There are many parenting parallels here. Think about it. Every boundary you will ever set with your child is ultimately going to shift. The crib that contains them when they awake eventually gives way to a bed they can leave by themselves. Tricycle boundaries that limit the rider to sidewalks within sight distance of the front yard will become bike boundaries that eventually allow for riding in the street and far beyond visual supervision. Your child's seven o'clock bedtime becomes eight, then nine, then ten, and eventually is self-regulated.
So who controls the river? Well, where I live there is an entity called the Lower Colorado River Authority. They operate six dams that provide electricity to this area, protect water supply and quality, educate for boater safety, and perhaps most importantly, decide when to release water from the dams. As a parent, I like the idea of being the entity that is the Child River Authority: providing, protecting, educating, and releasing when the time and conditions are right.
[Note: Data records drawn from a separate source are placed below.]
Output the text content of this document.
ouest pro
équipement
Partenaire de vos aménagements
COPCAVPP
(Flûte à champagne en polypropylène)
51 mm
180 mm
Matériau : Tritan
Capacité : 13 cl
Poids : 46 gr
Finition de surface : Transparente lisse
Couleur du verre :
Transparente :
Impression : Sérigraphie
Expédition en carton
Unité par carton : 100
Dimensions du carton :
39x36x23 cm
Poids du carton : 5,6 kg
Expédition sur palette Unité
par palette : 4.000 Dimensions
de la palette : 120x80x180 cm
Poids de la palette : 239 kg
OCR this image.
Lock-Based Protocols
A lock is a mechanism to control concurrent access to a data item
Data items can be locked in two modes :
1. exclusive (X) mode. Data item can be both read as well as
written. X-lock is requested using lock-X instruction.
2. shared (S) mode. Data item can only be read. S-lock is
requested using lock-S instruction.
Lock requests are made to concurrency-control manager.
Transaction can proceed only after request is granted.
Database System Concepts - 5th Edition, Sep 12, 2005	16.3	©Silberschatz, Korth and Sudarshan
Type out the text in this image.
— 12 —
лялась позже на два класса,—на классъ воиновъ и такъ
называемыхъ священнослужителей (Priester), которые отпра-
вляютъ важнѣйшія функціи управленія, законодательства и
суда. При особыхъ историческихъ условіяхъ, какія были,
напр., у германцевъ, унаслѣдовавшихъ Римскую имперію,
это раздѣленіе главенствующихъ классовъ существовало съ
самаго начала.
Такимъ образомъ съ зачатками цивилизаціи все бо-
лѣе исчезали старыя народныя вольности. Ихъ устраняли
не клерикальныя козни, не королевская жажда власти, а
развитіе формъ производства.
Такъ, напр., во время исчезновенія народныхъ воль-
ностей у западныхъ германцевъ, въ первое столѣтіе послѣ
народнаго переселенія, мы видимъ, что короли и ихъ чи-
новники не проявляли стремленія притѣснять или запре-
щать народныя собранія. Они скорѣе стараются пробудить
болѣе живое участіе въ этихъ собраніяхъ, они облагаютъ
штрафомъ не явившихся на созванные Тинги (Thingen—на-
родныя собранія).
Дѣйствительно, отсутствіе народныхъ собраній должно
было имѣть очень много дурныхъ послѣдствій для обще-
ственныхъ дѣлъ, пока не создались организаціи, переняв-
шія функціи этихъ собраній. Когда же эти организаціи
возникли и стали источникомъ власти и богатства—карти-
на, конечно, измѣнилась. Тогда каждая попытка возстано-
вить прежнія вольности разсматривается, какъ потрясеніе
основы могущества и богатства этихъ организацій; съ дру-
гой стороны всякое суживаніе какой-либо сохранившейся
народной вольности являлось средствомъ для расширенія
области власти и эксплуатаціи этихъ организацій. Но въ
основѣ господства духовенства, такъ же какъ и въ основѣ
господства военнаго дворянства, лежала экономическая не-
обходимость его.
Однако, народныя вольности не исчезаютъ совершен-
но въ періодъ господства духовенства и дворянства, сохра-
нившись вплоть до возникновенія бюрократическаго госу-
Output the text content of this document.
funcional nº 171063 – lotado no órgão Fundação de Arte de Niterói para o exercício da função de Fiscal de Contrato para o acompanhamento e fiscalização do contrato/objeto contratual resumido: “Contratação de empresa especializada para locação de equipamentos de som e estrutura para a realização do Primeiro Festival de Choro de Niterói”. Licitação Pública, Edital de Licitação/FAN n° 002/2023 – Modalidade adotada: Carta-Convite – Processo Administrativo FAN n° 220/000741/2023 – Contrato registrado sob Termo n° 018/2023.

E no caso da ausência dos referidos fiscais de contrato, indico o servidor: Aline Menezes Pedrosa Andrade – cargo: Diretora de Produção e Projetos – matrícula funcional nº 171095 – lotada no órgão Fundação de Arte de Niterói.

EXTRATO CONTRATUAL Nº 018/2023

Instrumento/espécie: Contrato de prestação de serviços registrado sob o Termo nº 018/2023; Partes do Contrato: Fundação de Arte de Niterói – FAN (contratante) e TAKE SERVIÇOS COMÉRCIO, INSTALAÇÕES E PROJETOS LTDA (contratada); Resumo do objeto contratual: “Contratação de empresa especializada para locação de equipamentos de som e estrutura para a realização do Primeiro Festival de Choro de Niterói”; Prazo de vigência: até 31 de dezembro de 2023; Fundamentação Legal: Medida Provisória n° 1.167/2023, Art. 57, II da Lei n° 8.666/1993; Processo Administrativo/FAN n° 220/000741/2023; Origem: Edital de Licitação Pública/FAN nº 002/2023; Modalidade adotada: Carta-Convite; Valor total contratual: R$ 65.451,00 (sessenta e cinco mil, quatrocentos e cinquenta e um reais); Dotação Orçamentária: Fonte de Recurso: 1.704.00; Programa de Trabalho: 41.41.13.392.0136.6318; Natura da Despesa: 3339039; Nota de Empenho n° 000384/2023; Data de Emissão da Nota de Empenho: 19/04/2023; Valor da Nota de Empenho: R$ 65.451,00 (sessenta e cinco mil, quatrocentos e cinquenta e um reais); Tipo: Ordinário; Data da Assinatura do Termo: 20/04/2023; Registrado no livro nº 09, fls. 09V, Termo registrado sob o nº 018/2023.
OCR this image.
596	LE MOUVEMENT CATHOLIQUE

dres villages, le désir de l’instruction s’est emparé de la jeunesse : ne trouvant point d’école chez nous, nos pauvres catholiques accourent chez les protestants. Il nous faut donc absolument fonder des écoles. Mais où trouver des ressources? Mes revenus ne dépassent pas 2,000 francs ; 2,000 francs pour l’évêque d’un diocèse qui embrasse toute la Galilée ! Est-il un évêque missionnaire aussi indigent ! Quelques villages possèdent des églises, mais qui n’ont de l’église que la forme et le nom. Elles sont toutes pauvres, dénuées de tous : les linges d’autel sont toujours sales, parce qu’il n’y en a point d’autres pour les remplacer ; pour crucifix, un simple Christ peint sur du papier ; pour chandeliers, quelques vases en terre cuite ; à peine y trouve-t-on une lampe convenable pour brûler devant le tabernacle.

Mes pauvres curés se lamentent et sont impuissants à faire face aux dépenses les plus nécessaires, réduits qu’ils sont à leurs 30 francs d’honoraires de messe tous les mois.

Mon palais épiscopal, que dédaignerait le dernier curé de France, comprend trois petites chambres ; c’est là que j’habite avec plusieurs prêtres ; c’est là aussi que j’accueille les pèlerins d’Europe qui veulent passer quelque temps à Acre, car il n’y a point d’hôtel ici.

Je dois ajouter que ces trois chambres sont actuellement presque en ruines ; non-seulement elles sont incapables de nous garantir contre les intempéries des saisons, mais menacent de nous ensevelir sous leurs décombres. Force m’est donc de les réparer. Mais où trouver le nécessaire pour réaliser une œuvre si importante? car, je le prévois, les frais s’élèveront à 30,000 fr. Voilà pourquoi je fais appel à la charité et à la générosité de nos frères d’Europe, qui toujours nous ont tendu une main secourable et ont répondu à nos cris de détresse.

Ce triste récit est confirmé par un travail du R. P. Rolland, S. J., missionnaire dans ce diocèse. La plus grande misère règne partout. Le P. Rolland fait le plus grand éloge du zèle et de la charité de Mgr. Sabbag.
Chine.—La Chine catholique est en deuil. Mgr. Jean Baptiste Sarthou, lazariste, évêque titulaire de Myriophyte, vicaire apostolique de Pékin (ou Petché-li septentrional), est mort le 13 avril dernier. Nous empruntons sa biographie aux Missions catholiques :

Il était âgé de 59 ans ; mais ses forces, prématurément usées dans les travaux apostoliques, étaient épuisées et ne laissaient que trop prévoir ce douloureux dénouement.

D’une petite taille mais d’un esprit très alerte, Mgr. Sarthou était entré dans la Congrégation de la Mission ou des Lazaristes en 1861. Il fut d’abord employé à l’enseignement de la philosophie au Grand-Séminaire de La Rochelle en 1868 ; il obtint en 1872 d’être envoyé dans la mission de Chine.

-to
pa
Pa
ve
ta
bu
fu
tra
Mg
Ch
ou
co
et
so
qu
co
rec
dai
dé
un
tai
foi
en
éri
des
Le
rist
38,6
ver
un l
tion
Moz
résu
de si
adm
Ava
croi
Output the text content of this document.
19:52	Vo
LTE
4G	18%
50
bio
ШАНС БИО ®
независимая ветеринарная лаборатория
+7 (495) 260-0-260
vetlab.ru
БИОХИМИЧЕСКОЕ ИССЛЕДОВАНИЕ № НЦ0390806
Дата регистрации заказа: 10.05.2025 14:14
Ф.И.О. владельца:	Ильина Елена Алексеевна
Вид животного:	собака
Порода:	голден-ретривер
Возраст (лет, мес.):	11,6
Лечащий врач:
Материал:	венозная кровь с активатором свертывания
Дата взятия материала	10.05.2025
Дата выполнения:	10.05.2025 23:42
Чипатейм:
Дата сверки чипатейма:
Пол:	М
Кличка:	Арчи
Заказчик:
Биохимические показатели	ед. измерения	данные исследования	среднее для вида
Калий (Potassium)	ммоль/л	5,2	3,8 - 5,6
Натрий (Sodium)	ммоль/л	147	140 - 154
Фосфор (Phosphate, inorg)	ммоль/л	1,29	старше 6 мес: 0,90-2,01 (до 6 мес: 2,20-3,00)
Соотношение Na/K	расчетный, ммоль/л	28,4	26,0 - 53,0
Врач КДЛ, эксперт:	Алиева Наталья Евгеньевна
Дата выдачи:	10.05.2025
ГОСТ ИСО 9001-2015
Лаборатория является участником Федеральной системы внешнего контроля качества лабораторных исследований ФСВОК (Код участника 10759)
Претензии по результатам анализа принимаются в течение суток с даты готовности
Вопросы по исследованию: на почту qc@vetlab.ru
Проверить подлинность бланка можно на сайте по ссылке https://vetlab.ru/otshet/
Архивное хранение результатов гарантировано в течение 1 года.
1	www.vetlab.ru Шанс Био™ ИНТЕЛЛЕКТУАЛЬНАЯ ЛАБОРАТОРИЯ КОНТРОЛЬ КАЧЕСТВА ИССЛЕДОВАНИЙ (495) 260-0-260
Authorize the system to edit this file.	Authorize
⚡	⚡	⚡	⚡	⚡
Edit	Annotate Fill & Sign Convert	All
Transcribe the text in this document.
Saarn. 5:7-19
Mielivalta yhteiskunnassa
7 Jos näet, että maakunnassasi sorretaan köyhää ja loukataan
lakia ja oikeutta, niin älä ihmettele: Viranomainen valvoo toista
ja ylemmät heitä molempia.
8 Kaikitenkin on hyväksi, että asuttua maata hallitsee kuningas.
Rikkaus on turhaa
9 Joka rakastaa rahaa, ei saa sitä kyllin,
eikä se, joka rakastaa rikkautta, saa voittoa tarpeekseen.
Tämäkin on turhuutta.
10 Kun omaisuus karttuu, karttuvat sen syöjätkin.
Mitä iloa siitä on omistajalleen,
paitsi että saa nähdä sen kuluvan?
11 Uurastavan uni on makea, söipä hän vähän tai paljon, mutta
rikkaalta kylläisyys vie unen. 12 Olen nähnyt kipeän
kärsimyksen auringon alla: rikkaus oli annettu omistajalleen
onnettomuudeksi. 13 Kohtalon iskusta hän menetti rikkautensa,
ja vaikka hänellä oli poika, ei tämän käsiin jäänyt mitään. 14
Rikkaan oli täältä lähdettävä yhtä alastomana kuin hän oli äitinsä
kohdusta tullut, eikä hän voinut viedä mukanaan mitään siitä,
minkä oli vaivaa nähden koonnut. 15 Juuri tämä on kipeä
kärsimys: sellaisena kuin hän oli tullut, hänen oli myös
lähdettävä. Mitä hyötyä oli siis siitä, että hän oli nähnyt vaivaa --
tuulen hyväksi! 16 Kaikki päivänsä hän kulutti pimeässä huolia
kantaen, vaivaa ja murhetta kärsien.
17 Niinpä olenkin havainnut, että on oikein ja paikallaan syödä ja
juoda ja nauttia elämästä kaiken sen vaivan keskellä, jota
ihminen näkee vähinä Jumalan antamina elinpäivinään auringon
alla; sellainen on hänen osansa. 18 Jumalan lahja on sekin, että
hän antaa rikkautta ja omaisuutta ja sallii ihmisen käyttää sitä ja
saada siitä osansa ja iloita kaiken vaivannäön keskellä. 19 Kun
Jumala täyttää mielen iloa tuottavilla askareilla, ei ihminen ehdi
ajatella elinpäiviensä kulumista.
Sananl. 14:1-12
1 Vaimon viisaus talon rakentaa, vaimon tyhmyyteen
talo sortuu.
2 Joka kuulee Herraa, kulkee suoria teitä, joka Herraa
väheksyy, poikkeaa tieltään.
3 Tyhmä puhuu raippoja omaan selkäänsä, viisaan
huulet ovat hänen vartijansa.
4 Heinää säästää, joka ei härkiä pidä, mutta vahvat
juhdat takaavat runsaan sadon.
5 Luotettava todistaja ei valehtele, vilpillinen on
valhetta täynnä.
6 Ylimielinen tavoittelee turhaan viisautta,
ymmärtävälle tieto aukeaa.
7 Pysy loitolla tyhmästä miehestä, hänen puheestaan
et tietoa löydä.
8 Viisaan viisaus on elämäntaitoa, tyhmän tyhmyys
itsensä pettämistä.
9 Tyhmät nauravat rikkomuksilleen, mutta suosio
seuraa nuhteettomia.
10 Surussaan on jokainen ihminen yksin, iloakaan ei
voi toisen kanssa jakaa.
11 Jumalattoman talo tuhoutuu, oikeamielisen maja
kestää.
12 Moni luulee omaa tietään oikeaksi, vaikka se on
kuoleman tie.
There are entire books written about setting boundaries for your children, and you should definitely read a few of them, but I hope you can use this little river analogy to think about the boundaries you set for your kids. Kids are like rivers in so many ways:
- Always moving forward
- Frequently taking the path of least resistance
- Sometimes forcing their way through solid rock
- Full of life
- Receiving input from thousands of streams
- "Uncontainable" in any permanent fashion
- Sometimes rushing, sometimes meandering
- Easily polluted
- Less easily cleaned up
- Refreshing
- Enriching to everyone near them
Both the river and the child are created and called by God for some purpose. They bless us, and we have a sacred responsibility to be good stewards of both. You are your child's River Authority, and you make rules for the good of the child over stretches of time and space. You can own neither the river nor the child, but you can manage your child on behalf of the true owner. What a privilege!